The National Weather Service (NWS) forecast a heat wave carrying “rare, dangerous and very possibly fatal” temperatures across Southern California for the holiday weekend.

“There is a high risk for heat illness along with heightened fire weather concerns,” the NWS Los Angeles office reported, forecasting record high temperatures on Saturday and Sunday.

State officials urged Californians to turn off unnecessary appliances and lights to help avoid blackouts from an overwhelmed power grid.

Authorities also asked power generators to delay any maintenance until after the weekend to prevent blackouts like the two nights of rolling outages in mid-August as residents cranked up their air conditioning.

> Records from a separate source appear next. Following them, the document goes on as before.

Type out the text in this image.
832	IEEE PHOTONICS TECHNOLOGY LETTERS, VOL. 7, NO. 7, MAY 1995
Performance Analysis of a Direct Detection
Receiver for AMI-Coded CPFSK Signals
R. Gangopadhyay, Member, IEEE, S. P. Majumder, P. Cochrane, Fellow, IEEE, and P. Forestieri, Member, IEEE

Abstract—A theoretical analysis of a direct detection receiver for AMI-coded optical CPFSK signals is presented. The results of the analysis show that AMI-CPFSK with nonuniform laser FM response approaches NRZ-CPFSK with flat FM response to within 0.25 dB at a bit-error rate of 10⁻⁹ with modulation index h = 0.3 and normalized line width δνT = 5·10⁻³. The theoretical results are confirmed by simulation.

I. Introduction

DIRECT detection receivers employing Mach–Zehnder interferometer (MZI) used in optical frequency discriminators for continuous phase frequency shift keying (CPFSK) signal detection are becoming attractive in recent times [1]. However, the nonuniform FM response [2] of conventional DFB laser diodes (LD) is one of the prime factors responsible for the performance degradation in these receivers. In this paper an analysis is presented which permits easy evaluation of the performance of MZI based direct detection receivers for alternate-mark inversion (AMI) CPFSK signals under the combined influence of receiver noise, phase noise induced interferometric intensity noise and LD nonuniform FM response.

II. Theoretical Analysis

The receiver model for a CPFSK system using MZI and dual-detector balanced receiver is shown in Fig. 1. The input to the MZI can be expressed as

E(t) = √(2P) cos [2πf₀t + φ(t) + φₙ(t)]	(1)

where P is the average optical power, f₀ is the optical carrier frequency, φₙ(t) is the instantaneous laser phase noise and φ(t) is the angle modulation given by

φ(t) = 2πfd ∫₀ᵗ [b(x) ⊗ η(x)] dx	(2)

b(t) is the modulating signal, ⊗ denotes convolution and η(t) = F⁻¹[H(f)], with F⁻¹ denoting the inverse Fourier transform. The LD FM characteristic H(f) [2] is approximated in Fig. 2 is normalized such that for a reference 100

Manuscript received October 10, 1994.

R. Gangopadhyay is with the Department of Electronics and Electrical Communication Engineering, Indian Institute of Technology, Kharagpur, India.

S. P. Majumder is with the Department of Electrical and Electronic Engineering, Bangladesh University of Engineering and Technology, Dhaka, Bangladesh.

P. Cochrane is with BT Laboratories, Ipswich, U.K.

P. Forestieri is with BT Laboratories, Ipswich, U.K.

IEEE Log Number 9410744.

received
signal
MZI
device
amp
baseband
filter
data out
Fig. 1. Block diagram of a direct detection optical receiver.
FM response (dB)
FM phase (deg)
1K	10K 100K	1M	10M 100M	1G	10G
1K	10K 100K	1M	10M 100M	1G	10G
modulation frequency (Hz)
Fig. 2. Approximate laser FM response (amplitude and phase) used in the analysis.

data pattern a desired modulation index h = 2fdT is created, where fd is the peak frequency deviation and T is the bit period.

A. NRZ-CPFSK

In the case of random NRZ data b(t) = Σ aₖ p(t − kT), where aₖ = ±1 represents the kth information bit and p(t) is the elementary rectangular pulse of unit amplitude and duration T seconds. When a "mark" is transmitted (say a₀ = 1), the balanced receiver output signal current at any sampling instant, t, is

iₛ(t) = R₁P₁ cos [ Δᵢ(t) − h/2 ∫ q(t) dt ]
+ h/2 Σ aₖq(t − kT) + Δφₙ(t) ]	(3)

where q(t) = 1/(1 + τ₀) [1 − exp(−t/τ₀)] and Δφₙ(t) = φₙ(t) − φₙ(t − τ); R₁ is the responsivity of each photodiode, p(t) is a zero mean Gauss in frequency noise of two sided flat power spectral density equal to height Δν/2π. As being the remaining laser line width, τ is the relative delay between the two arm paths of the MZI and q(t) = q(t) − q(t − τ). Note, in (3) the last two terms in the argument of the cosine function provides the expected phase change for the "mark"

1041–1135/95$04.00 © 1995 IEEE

This weekend was expected to be hotter than one in mid-August that helped trigger the second and third largest forest fires in California history. Those fires are still burning.

Death Valley in California’s Mojave desert registered one of the hottest air temperatures recorded on the planet of 130F on Aug. 17, and highs of around 124 were expected there on Sunday, the NWS said.

Record or excessive heat was also predicted for Nevada and western Arizona with “brutal” temperatures set to peak on Sunday and continue into Monday, the weather service said.

The NWS reported on Friday that Phoenix hit a new high for this date, registering 114 degrees at Phoenix Sky Harbor International Airport. The old record was 112 degrees set in 1945.

Red flag warnings were issued for large swaths of the state, indicating a high fire danger.

Climate scientists blame human activities for a rise in average temperatures in California since the early 20th Century and say extreme wet-dry cycles are creating parched vegetation to supercharge wildfires.